You've probably heard this Sunday School humor tidbit:
Sunday School teacher holds up a picture and asks the class, "What is this?"
Little Johnny answers, tentatively, "Well, it looks like a squirrel, but I know the answer is 'Jesus'."
I can laugh at the Little Johnny and the Squirrel story, but I think it's true too. The best teaching and preaching always makes the answer "Jesus."
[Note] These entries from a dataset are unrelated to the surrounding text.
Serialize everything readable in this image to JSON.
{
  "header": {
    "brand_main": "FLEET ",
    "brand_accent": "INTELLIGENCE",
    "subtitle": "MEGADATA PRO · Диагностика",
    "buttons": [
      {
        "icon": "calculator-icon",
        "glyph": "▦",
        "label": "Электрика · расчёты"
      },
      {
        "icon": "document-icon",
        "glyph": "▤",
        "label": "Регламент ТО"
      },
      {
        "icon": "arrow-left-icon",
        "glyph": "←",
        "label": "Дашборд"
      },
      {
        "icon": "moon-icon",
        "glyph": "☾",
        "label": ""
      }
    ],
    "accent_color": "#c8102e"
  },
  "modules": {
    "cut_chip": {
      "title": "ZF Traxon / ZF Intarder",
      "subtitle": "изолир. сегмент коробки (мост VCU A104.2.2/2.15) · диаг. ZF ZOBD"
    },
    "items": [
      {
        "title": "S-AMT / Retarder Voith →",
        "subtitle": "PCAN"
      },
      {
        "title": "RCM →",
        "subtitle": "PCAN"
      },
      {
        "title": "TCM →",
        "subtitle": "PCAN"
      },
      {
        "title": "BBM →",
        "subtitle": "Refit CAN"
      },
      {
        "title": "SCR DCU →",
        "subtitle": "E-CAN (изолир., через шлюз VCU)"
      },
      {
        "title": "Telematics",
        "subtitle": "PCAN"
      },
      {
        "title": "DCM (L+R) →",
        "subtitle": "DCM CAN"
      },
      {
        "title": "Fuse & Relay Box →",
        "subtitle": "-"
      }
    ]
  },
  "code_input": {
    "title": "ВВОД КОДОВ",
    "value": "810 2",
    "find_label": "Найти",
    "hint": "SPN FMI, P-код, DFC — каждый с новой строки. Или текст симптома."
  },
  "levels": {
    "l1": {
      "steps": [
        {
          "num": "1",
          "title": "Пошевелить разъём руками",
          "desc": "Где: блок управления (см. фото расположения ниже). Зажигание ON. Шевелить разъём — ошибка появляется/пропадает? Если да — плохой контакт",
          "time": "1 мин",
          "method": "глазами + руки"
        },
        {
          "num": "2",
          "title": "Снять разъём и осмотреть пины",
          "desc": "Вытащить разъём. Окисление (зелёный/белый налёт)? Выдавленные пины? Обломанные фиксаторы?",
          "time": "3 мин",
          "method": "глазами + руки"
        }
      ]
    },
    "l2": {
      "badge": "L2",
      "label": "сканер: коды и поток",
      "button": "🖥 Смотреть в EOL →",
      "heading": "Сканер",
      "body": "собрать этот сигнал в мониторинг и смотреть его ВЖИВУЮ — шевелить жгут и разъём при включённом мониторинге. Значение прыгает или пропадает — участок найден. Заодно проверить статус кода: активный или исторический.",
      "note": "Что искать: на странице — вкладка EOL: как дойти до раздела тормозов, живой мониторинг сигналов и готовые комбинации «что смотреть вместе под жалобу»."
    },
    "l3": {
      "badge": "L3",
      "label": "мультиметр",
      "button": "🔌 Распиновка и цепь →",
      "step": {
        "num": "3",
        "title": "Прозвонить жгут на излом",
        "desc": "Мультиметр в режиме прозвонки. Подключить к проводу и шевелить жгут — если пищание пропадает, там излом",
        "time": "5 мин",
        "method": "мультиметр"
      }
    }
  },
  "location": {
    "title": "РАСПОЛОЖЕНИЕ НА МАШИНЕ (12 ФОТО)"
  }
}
Not every biblical text is explicitly about Jesus of course. But no matter what it looks like, we can show that the answer is Jesus.
How?
Here's how I approach biblical texts in the mode of gospel-centrality:
If I'm looking at an exhortation/command/Law, I ask what precipitates it. Sometimes you have to draw in the gospel reminder if it's not immediately in the text or context. For instance: Leviticus is chock-full of commands, but this book comes after Exodus, after the Israelites are set free from Egyptian bondage and are in the wilderness. So I remind myself and my church that obedience is a response to God's freedom, not the leverage for God's freedom. In other words, we don't obey to be set free; we obey *because* we've been set free. In the same way Jesus announces the blessings of the kingdom coming in the Beatitudes, and then proceeds to tell us what life in the kingdom looks like (the rest of the Sermon on the Mount). Pronouncement precedes exhortation; being precedes doing.
This is easier to do in Paul's letters, because Paul is always connecting commands to gospel pronouncements, couching what we do in "what we are." One has to try really hard to divorce Paul's exhortations from Paul's gospel proclamations. A lot of preachers do it, but you really have to put the blinders on. It gets harder in the Old Testament, but even in some of the hard core hellfire and brimstone passages of the Minor Prophets, there are plenty of little gospel pronouncements. (Malachi's burning furnace and threat of God smearing dung on our faces comes after he explicitly reminds us "I have loved you.")
If the text I'm looking at is a story of some kind, the most important thing I try to do is use it to point to Jesus as the hero of history. So David and Goliath becomes not about our having courage in the face of adversity but about Jesus defeating sin/death/Satan on our behalf. We aren't David in that story; we are the scared Israelites.
A good template for gospel-centered biblical storytelling is Ferguson's "Jesus is the true and better __________."
This is extremely important. And once we make it our routine practice, it will get easier to see the gospel springs running beneath the hard soil of God's harder words. Once we train our eyes to see it, we will see the gospel of Christ crucified and resurrected as the theme of all of Scripture, not just the New Testament, and not just the parts in the New Testament that are "easy."
Eventually we can look at any text and say, "Well, it looks like a squirrel -- and maybe it is a squirrel -- but we know the answer is Jesus."
5 comments:
I've been trying to wrap my head around this sort of understanding the Old Testament (especially Old Testament Law). This post is great. Thanks.
I think I mostly agree with you. I think when you look at the uber-themes of Scripture, everything points to Jesus. However, I don't know that you can do it with every single passage. You start to run the risk of the medieval theologians who insisted Song of Solomon wasn't really about sex; it HAD to be an allegory. It seems to me that there are some OT passages that are PREscriptive (this is what you must do)-- and one can make the connection to Christ. But other times scripture is DEscriptive-- saying how things are without commenting on how things should be. How do you find Christ there? It's a bigger challenge with, say, the first few chapters of Chronicles. Sometimes a census is just a census, sometimes an angry Psalmist is just an angry Psalmist ("how happy is he who takes your children and dashes them against the rocks!"), and sometimes a squirrel really is just a squirrel.
Good thoughts, though.
James, that's why I said "and maybe it is a squirrel."
I agree that SoS is about the marital covenant and largely about the joy of sexual intimacy inside the marital covenant. But this points us to the giver of that gift. As the censuses point us to the Maker of History and creator of peoples, etc.
That's all I mean.
Great post Sinclair! (er, I mean Jared!)........I also think that this way of looking at scripture needs to be what we mean in our community groups when we say "study the bible together" (in fact I hate that term) - community bible study truly should be encountering Christ together - the distinction is super important.
Jared,
I agree that "SoS is about the marital covenant and largely about the joy of sexual intimacy inside the marital covenant" but think that your main point in this post applies even here and does so beyond a mere pointing "to the giver of that gift".
If we take Eph 5:31 and see marriage as representative of the relationship between Christ and His Church, then there is a mass of application to us within SoS. I'm not talking here about any allegorizing, rather understanding it in its context of sexual intimacy but applying SOME of those principles in light of Eph 5.
I think your point holds up well even in that particular OT book.